As summer starts to wind down, I have had enough time to reflect on how my summer internship went, how I’ve grown and what were the key takeaways. These past couple of months have been enjoyable; I have been a part of some cool projects, met some fascinating individuals, and gained a better sense of what strategy consulting in the public sector space entails.
My personality is pretty reserved and I don’t speak as much as I am probably should. My interpersonal skills and intangibles are certainly okay, but they could definitely use some improvement. These are foibles I was more or less aware of before starting my internship, but I’ve refined my diagnosis over the course of the summer. I am a slow thinker. Here’s a little description of what I mean.
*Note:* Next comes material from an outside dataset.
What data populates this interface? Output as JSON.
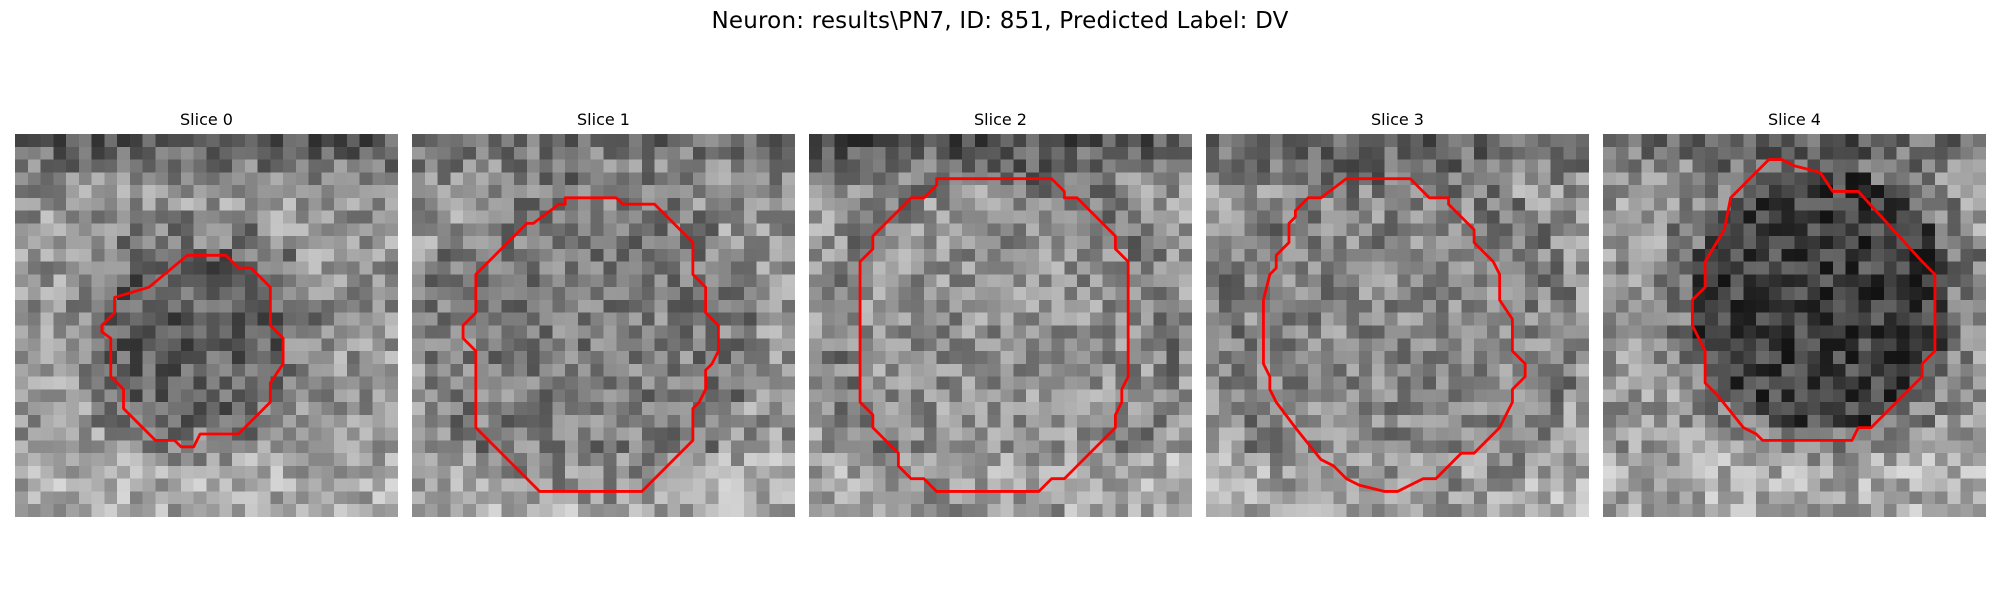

During work, when a colleague explained something interesting to me (mostly non-work related), I rarely reacted immediately. It was not until the next morning that I would think of a response. I am not a very entertaining person to debate because I have little to say in the moment—besides the occasional, “Oh! That’s a solid point”. A couple days later, after some reflection I would finally think of a rebuttal. This understandably makes me look quite clueless in the moment. I found myself in several of these situations this summer, so I forced myself to respond for fear of being thought of as a vegetable. In doing that, I realised that my first reactions were not actually the most honest despite what I initially expected. My first reaction is usually outdated. In other words, my first replies are governed by a semi-related idea that I had long ago and now use instead of thinking. Or, the question or comment triggers a knee-jerk emotional response to something that happened long ago. On many occasions, I found that my first reaction wasn’t in fact current and true, and even when it was, I could remember saying it with a level of conviction that I could look back fondly upon.
Learning the requisite functional skills for having a successful career is rewarding and I went through a good amount of that this summer. That said, the key takeaways for me were the subtler things I learned about myself.